Stile e struttura del libro
The book is not a traditional novel: from a stylistic point of view, it presents itself as a traumatic succession of events, or flashbacks that reconstruct history in a chronological manner: it is as if the author had a set of jigsaw pieces the reader has to put them back together.
The book deals with the massacre in Dresden to which the author witnessed, where 1,300 people died. The fundamental theme is a condemnation and absolute aberration of all forms of violence and war, the author uses a canonical, joking and goliardic style.
Memorie e alter ego
The memories of war and massacre are difficult to deal with for the author, who has removed almost everything. For this, in the novel is Billy Pilgrim, the alter ego of the author giving voice to Kurt's memories.

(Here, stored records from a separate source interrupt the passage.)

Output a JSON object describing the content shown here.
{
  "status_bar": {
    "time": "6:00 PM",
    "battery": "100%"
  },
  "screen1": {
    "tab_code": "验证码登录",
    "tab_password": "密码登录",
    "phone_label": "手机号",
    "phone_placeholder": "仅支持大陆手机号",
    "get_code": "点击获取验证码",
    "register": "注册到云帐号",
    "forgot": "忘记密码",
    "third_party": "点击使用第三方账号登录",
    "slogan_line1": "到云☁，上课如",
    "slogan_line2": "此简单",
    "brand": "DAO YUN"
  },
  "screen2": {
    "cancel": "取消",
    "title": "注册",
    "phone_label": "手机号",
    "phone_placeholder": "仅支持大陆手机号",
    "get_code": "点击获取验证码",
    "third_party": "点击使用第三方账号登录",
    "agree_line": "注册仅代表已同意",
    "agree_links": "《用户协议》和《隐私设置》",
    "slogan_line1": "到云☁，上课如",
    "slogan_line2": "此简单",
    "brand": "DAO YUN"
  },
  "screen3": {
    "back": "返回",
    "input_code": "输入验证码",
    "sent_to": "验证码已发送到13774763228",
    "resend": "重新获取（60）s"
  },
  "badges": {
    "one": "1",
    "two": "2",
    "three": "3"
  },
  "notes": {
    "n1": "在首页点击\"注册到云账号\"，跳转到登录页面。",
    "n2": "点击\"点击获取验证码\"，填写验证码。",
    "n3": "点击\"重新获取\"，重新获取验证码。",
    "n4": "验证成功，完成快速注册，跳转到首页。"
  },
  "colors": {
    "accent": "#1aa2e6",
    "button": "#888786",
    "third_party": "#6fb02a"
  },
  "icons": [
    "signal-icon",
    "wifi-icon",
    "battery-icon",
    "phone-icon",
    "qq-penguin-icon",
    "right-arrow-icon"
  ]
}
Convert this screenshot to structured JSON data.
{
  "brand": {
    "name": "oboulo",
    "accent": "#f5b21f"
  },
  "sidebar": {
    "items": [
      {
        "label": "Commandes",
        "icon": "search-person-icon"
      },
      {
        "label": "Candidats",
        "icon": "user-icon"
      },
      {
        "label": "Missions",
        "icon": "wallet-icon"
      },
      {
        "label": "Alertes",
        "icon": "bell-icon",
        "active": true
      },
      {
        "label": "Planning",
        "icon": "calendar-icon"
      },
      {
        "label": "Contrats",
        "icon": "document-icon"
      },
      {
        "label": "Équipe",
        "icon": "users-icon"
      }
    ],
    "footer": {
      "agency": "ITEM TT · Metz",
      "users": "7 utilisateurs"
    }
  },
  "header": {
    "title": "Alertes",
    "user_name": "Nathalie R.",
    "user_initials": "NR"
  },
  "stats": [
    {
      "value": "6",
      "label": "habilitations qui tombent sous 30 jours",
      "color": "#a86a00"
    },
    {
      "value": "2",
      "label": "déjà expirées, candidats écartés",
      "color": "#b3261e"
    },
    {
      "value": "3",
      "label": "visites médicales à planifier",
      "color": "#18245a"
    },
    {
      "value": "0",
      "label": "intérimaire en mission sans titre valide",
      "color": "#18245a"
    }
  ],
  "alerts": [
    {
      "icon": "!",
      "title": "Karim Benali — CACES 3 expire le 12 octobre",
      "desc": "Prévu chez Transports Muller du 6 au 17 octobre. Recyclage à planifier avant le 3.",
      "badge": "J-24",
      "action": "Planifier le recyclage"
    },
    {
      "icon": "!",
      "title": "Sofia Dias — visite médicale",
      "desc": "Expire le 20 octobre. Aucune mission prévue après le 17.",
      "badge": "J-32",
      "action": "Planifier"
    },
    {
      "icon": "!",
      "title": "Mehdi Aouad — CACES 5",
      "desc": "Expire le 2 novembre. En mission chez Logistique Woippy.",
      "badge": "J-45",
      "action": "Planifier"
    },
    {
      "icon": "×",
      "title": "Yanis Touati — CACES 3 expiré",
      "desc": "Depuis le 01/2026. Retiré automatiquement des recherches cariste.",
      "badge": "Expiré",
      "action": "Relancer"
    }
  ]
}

Billy is abducted by extra-terrestrials and acquires the ability to travel over time and revive all the moments of his life. Through this expediency, the author can narrate the facts with some detachment.
"So goes life." This is the phrase that the writer often uses at the end of every illustration of any atrocity or disgrace described in the pages of this book. This phrase represents an acceptance of the atrocities that unfortunately are present in the history and in the life of every man, but they also hide a note of sarcasm, because, as the misfortunes can happen, very often the same men are to procure them to themselves, for futile or even nil reasons.